Les ministres de la Justice de la zone franc se sont réunis du 15 au 19 octobre à Libreville (Gabon) en compagnie des meilleurs juristes d’affaires et fiscalistes des pays concernés. Il s’agissait de fêter le dixième anniversaire de l’Organisation pour l’harmonisation en Afrique du droit des affaires (OHADA)…
Dix années se sont en effet écoulées depuis la signature, le 17 octobre 1993, du traité de Port-Louis (Maurice). Pour tenter d’établir un climat de confiance avec les investisseurs, nationaux et étrangers, et assurer la sécurité juridique et judiciaire des affaires, l’OHADA s’était fixé trois objectifs : harmoniser les droits des affaires en vigueur dans les pays signataires ; favoriser le règlement des litiges par voie d’arbitrage ; dispenser une formation de haut niveau aux magistrats, auxiliaires de justice et autres professionnels du droit des affaires.
L’organisation regroupe aujourd’hui l’ensemble des pays membres de l’Union économique et monétaire ouest-africaine (UEMOA), de la Communauté économique et monétaire des États de l’Afrique centrale (CEMAC), ainsi que la Guinée et les Comores. Elle est parvenue à faire adopter huit lois communes en matière de droit commercial général, de droit des sociétés, de transport, d’arbitrage, etc. Pour former les personnels chargés de veiller à l’application de ces textes, une École régionale supérieure de la magistrature (Ersuma) a été créée à Porto-Novo, au Bénin. Depuis son ouverture, en mai 1999, l’établissement a déjà accueilli 178 magistrats, 352 auxiliaires de justice, 67 acteurs non judiciaires et 21 universitaires originaires de tous les pays membres. Quant à la Cour commune de justice et d’arbitrage (CCJA) mise en place à Abidjan à la fin de 2001, elle est chargée de trancher les litiges que les tribunaux ordinaires ne sont pas parvenus à régler. À ce jour, elle a rendu 55 décisions (sur les 177 pourvois qu’elle a reçus) et 2 arbitrages (sur 6 demandes reçues).
Reste que l’OHADA n’est pas encore véritablement parvenue à rassurer les opérateurs économiques, à accroître les investissements et à sécuriser les échanges. Ses difficultés sont d’ailleurs de même nature que celles auxquelles l’UEMOA, la CEMAC et même l’Union africaine sont confrontées. L’écart est en effet considérable entre le discours officiel en faveur de l’intégration et la réalité des barrières économiques et politiques entre États. Mais il faut reconnaître que les différents conflits en cours sur le continent n’ont pas arrangé les choses. La présidence ivoirienne du Conseil des ministres (de la Justice) a ainsi paralysé l’organisation pendant un an (mars 2002-mars 2003).

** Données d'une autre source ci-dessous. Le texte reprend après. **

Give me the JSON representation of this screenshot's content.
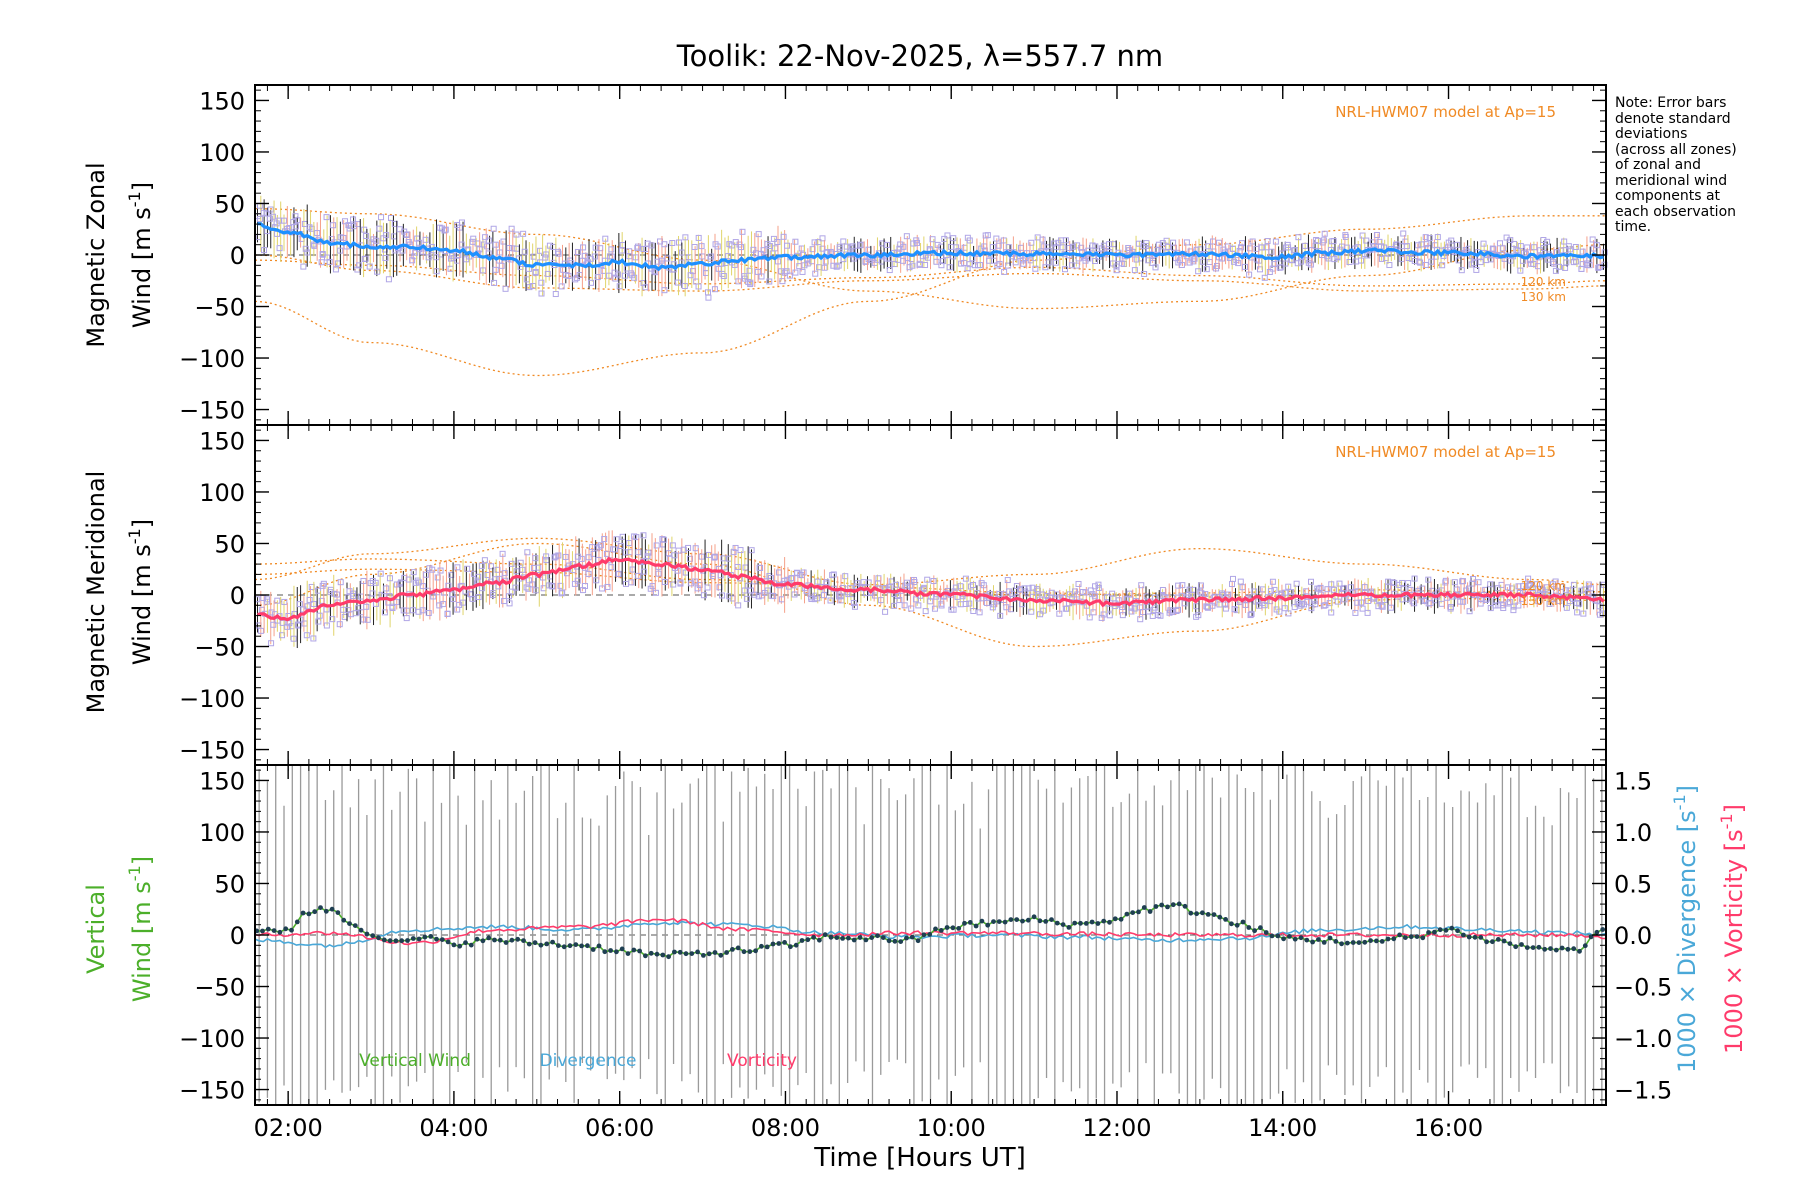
{
  "chart_data": {
    "type": "line",
    "title": "Toolik: 22-Nov-2025, λ=557.7 nm",
    "xlabel": "Time [Hours UT]",
    "x_ticks": [
      "02:00",
      "04:00",
      "06:00",
      "08:00",
      "10:00",
      "12:00",
      "14:00",
      "16:00"
    ],
    "xlim_hours": [
      1.6,
      17.9
    ],
    "note": [
      "Note: Error bars",
      "denote standard",
      "deviations",
      "(across all zones)",
      "of zonal and",
      "meridional wind",
      "components at",
      "each observation",
      "time."
    ],
    "panels": [
      {
        "name": "zonal",
        "ylabel": [
          "Magnetic Zonal",
          "Wind [m s-1]"
        ],
        "ylabel_line1": "Magnetic Zonal",
        "ylabel_unit": "Wind [m s",
        "ylabel_sup": "-1",
        "ylabel_close": "]",
        "ylim": [
          -165,
          165
        ],
        "y_ticks": [
          "150",
          "100",
          "50",
          "0",
          "−50",
          "−100",
          "−150"
        ],
        "y_tick_values": [
          150,
          100,
          50,
          0,
          -50,
          -100,
          -150
        ],
        "model_label": "NRL-HWM07 model at Ap=15",
        "model_alt_labels": [
          "120 km",
          "130 km"
        ],
        "mean_color": "#1e90ff",
        "mean_keypoints": {
          "hours": [
            1.6,
            2.0,
            2.5,
            3.0,
            3.5,
            4.0,
            4.5,
            5.0,
            5.5,
            6.0,
            6.5,
            7.0,
            7.5,
            8.0,
            9.0,
            10.0,
            11.0,
            12.0,
            13.0,
            14.0,
            14.5,
            15.0,
            16.0,
            17.0,
            17.9
          ],
          "values": [
            30,
            22,
            12,
            8,
            8,
            5,
            -3,
            -10,
            -10,
            -7,
            -12,
            -8,
            -5,
            -2,
            0,
            2,
            1,
            0,
            1,
            -2,
            2,
            4,
            2,
            -1,
            -1
          ]
        },
        "error_std": 18,
        "models": [
          {
            "label": "120 km",
            "hours": [
              1.6,
              3.0,
              5.0,
              7.0,
              9.0,
              11.0,
              13.0,
              15.0,
              17.0,
              17.9
            ],
            "values": [
              -5,
              -10,
              -20,
              -28,
              -22,
              -12,
              -20,
              -30,
              -28,
              -25
            ]
          },
          {
            "label": "130 km",
            "hours": [
              1.6,
              3.0,
              5.0,
              7.0,
              9.0,
              11.0,
              13.0,
              15.0,
              17.0,
              17.9
            ],
            "values": [
              0,
              -15,
              -32,
              -35,
              -25,
              -18,
              -25,
              -35,
              -33,
              -30
            ]
          },
          {
            "label": "",
            "hours": [
              1.6,
              3.0,
              5.0,
              7.0,
              9.0,
              11.0,
              13.0,
              15.0,
              17.0,
              17.9
            ],
            "values": [
              -45,
              -85,
              -117,
              -95,
              -45,
              -5,
              10,
              25,
              38,
              38
            ]
          },
          {
            "label": "",
            "hours": [
              1.6,
              3.0,
              5.0,
              7.0,
              9.0,
              11.0,
              13.0,
              15.0,
              17.0,
              17.9
            ],
            "values": [
              45,
              40,
              20,
              -5,
              -35,
              -52,
              -45,
              -20,
              5,
              10
            ]
          }
        ]
      },
      {
        "name": "meridional",
        "ylabel": [
          "Magnetic Meridional",
          "Wind [m s-1]"
        ],
        "ylabel_line1": "Magnetic Meridional",
        "ylabel_unit": "Wind [m s",
        "ylabel_sup": "-1",
        "ylabel_close": "]",
        "ylim": [
          -165,
          165
        ],
        "y_ticks": [
          "150",
          "100",
          "50",
          "0",
          "−50",
          "−100",
          "−150"
        ],
        "y_tick_values": [
          150,
          100,
          50,
          0,
          -50,
          -100,
          -150
        ],
        "model_label": "NRL-HWM07 model at Ap=15",
        "model_alt_labels": [
          "120 km",
          "130 km"
        ],
        "mean_color": "#ff3b6b",
        "mean_keypoints": {
          "hours": [
            1.6,
            2.0,
            2.5,
            3.0,
            3.5,
            4.0,
            4.5,
            5.0,
            5.5,
            6.0,
            6.5,
            7.0,
            7.5,
            8.0,
            9.0,
            10.0,
            11.0,
            12.0,
            13.0,
            14.0,
            15.0,
            16.0,
            17.0,
            17.9
          ],
          "values": [
            -20,
            -22,
            -10,
            -5,
            0,
            5,
            12,
            20,
            28,
            35,
            30,
            25,
            18,
            10,
            5,
            0,
            -5,
            -8,
            -5,
            -3,
            0,
            0,
            0,
            -5
          ]
        },
        "error_std": 18,
        "models": [
          {
            "label": "120 km",
            "hours": [
              1.6,
              3.0,
              5.0,
              7.0,
              9.0,
              11.0,
              13.0,
              15.0,
              17.0,
              17.9
            ],
            "values": [
              30,
              35,
              30,
              15,
              5,
              0,
              2,
              5,
              2,
              0
            ]
          },
          {
            "label": "130 km",
            "hours": [
              1.6,
              3.0,
              5.0,
              7.0,
              9.0,
              11.0,
              13.0,
              15.0,
              17.0,
              17.9
            ],
            "values": [
              20,
              25,
              22,
              12,
              8,
              2,
              -2,
              0,
              -5,
              -5
            ]
          },
          {
            "label": "",
            "hours": [
              1.6,
              3.0,
              5.0,
              7.0,
              9.0,
              11.0,
              13.0,
              15.0,
              17.0,
              17.9
            ],
            "values": [
              -10,
              20,
              50,
              30,
              -10,
              -50,
              -35,
              -5,
              5,
              3
            ]
          },
          {
            "label": "",
            "hours": [
              1.6,
              3.0,
              5.0,
              7.0,
              9.0,
              11.0,
              13.0,
              15.0,
              17.0,
              17.9
            ],
            "values": [
              15,
              40,
              55,
              40,
              10,
              20,
              45,
              30,
              15,
              10
            ]
          }
        ]
      },
      {
        "name": "vertical",
        "ylabel": [
          "Vertical",
          "Wind [m s-1]"
        ],
        "ylabel_line1": "Vertical",
        "ylabel_unit": "Wind [m s",
        "ylabel_sup": "-1",
        "ylabel_close": "]",
        "ylim": [
          -165,
          165
        ],
        "y_ticks": [
          "150",
          "100",
          "50",
          "0",
          "−50",
          "−100",
          "−150"
        ],
        "y_tick_values": [
          150,
          100,
          50,
          0,
          -50,
          -100,
          -150
        ],
        "right_ylabel_div": "1000 × Divergence [s-1]",
        "right_ylabel_div_text": "1000 × Divergence [s",
        "right_ylabel_vort_text": "1000 × Vorticity [s",
        "right_ylabel_sup": "-1",
        "right_ylabel_close": "]",
        "right_ylabel_vort": "1000 × Vorticity [s-1]",
        "right_ylim": [
          -1.65,
          1.65
        ],
        "right_y_ticks": [
          "1.5",
          "1.0",
          "0.5",
          "0.0",
          "−0.5",
          "−1.0",
          "−1.5"
        ],
        "right_y_tick_values": [
          1.5,
          1.0,
          0.5,
          0.0,
          -0.5,
          -1.0,
          -1.5
        ],
        "legend": [
          {
            "label": "Vertical Wind",
            "color": "#4caf2a"
          },
          {
            "label": "Divergence",
            "color": "#4aa8d8"
          },
          {
            "label": "Vorticity",
            "color": "#ff3b6b"
          }
        ],
        "vertical_keypoints": {
          "hours": [
            1.6,
            2.0,
            2.2,
            2.5,
            2.8,
            3.0,
            3.3,
            3.6,
            4.0,
            4.5,
            5.0,
            5.5,
            6.0,
            6.5,
            7.0,
            7.5,
            8.0,
            8.5,
            9.0,
            9.5,
            10.0,
            10.5,
            11.0,
            11.5,
            12.0,
            12.3,
            12.7,
            13.0,
            13.5,
            14.0,
            14.5,
            15.0,
            15.5,
            16.0,
            16.5,
            17.0,
            17.5,
            17.9
          ],
          "values": [
            2,
            5,
            22,
            25,
            10,
            2,
            -8,
            -3,
            -8,
            -5,
            -8,
            -10,
            -15,
            -20,
            -18,
            -15,
            -10,
            -2,
            -3,
            -5,
            8,
            12,
            15,
            10,
            15,
            25,
            28,
            22,
            10,
            -3,
            -5,
            -8,
            -2,
            5,
            -5,
            -12,
            -15,
            5
          ]
        },
        "divergence_keypoints": {
          "hours": [
            1.6,
            2.5,
            3.5,
            4.5,
            5.5,
            6.5,
            7.5,
            8.5,
            9.5,
            10.5,
            11.5,
            12.5,
            13.5,
            14.5,
            15.5,
            16.5,
            17.5,
            17.9
          ],
          "values": [
            -0.05,
            -0.1,
            0.05,
            0.08,
            0.05,
            0.12,
            0.1,
            0.02,
            -0.02,
            0.0,
            -0.02,
            -0.05,
            -0.03,
            0.05,
            0.08,
            0.05,
            0.02,
            0.0
          ]
        },
        "vorticity_keypoints": {
          "hours": [
            1.6,
            2.5,
            3.5,
            4.5,
            5.5,
            6.5,
            7.5,
            8.5,
            9.5,
            10.5,
            11.5,
            12.5,
            13.5,
            14.5,
            15.5,
            16.5,
            17.5,
            17.9
          ],
          "values": [
            0.0,
            0.02,
            -0.08,
            0.05,
            0.08,
            0.15,
            0.05,
            0.0,
            0.02,
            0.02,
            0.01,
            0.0,
            0.0,
            0.0,
            0.0,
            0.0,
            0.0,
            -0.02
          ]
        }
      }
    ]
  },
  "colors": {
    "model": "#f08a24",
    "scatter": "#b0a6e6",
    "error_bar": "#222222",
    "vertical_error": "#9a9a9a",
    "vertical_dots": "#1f3f52"
  }
}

Mais le plus grave est que les États membres rechignent à acquitter le montant de leurs cotisations. « Pour survivre, l’OHADA va devoir inventer un mécanisme autonome de financement », estime Abel Mouloungui, le président du comité d’organisation de la conférence de Libreville. L’organisation manque en effet d’argent pour mener à bien ses nombreuses activités et payer la cinquantaine de fonctionnaires internationaux et d’agents locaux qu’elle emploie. Jusqu’à présent, le financement a été assuré par un fonds de capitalisation alimenté, au départ, par un versement français de 4 milliards de F CFA. Chaque État membre devait ensuite verser une contribution de 375 millions de F CFA. Ce qui n’a pas toujours été le cas. L’inspecteur des finances français Éric Gissler, dont le rapport a servi de base aux travaux de la conférence, écrit par exemple : « Prévu pour durer douze ans sur une hypothèse de recettes de 12 milliards de F CFA, […] le fonds de capitalisation n’a pas atteint 9 milliards (du fait de la défaillance des cotisations), alors que les dépenses annuelles, d’abord contenues autour du milliard de F CFA, ont vigoureusement progressé à partir de 2002 et font craindre son extinction à partir de 2004. »

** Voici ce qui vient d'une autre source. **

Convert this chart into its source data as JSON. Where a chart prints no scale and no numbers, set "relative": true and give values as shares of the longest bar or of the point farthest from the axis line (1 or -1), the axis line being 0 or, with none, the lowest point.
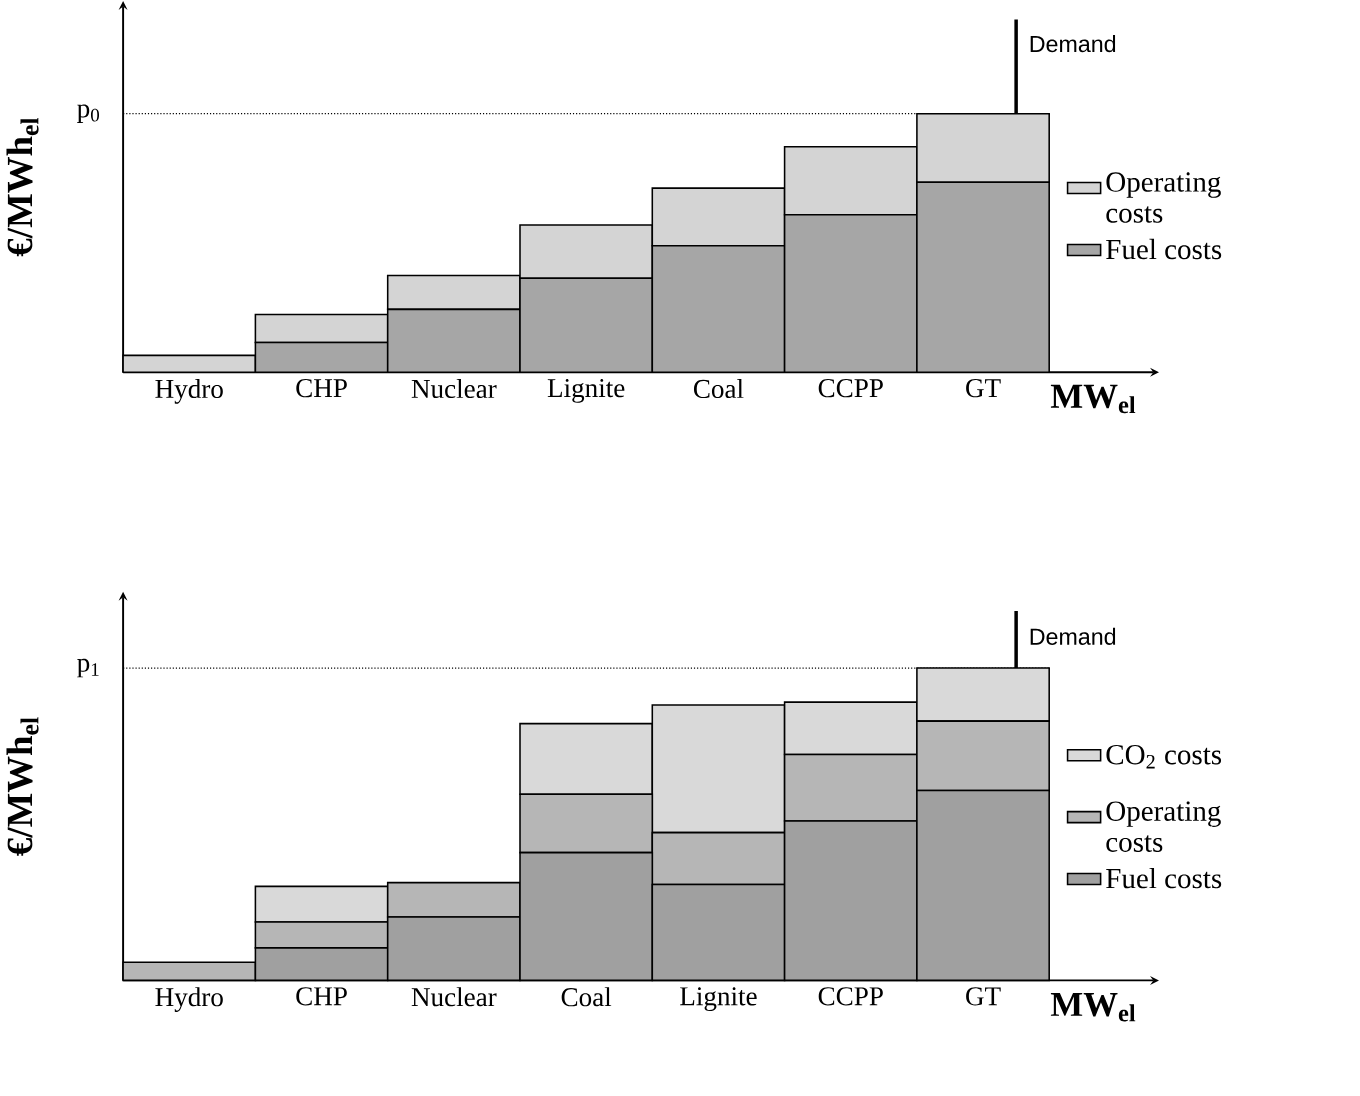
{
  "chart_data": [
    {
      "type": "bar",
      "stacked": true,
      "relative": true,
      "ylabel": "€/MWh$_{el}$",
      "xlabel": "MW$_{el}$",
      "legend": "right",
      "categories": [
        "Hydro",
        "CHP",
        "Nuclear",
        "Lignite",
        "Coal",
        "CCPP",
        "GT"
      ],
      "series": [
        {
          "name": "Fuel costs",
          "color": "#a6a6a6",
          "values": [
            0,
            0.115,
            0.243,
            0.363,
            0.489,
            0.609,
            0.735
          ]
        },
        {
          "name": "Operating costs",
          "color": "#d4d4d4",
          "values": [
            0.065,
            0.108,
            0.131,
            0.206,
            0.223,
            0.263,
            0.265
          ]
        }
      ],
      "ref_lines": [
        {
          "axis": "y",
          "value": 1.0,
          "label": "p$_{0}$",
          "line_style": "dotted"
        },
        {
          "axis": "x",
          "value": "GT",
          "label": "Demand",
          "line_style": "solid"
        }
      ]
    },
    {
      "type": "bar",
      "stacked": true,
      "relative": true,
      "ylabel": "€/MWh$_{el}$",
      "xlabel": "MW$_{el}$",
      "legend": "right",
      "categories": [
        "Hydro",
        "CHP",
        "Nuclear",
        "Coal",
        "Lignite",
        "CCPP",
        "GT"
      ],
      "series": [
        {
          "name": "Fuel costs",
          "color": "#a0a0a0",
          "values": [
            0,
            0.104,
            0.203,
            0.409,
            0.307,
            0.51,
            0.608
          ]
        },
        {
          "name": "Operating costs",
          "color": "#b6b6b6",
          "values": [
            0.058,
            0.083,
            0.11,
            0.187,
            0.166,
            0.213,
            0.222
          ]
        },
        {
          "name": "CO$_{2}$ costs",
          "color": "#d9d9d9",
          "values": [
            0,
            0.114,
            0,
            0.226,
            0.409,
            0.168,
            0.17
          ]
        }
      ],
      "ref_lines": [
        {
          "axis": "y",
          "value": 1.0,
          "label": "p$_{1}$",
          "line_style": "dotted"
        },
        {
          "axis": "x",
          "value": "GT",
          "label": "Demand",
          "line_style": "solid"
        }
      ]
    }
  ]
}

L’OHADA est donc en sursis, d’autant que ses bailleurs de fonds (France, PNUD, Union européenne, Canada, Belgique et Francophonie) sont tous d’accord sur le fait que les pays membres doivent désormais la prendre en charge. Ayant supporté l’essentiel des 3,7 milliards qui ont jusqu’ici permis à l’Ersuma de fonctionner, l’UE entend, par exemple, réduire son soutien. Quant à la Banque africaine de développement (BAD), qui a accordé 1 million de dollars à la CCJA, au mois de septembre, elle a invité l’institution à rechercher de nouvelles ressources, à l’avenir.
Pour sécuriser le financement de l’OHADA, la conférence de Bamako, en juillet dernier, a proposé aux États membres de verser à l’organisation un montant fixe équivalant à 0,05 % du montant de leurs importations. Ce qui peut sembler utopique, eu égard aux difficultés actuelles de la zone franc. Bref, dix ans après sa création, l’OHADA n’a toujours pas les moyens de ses ambitions.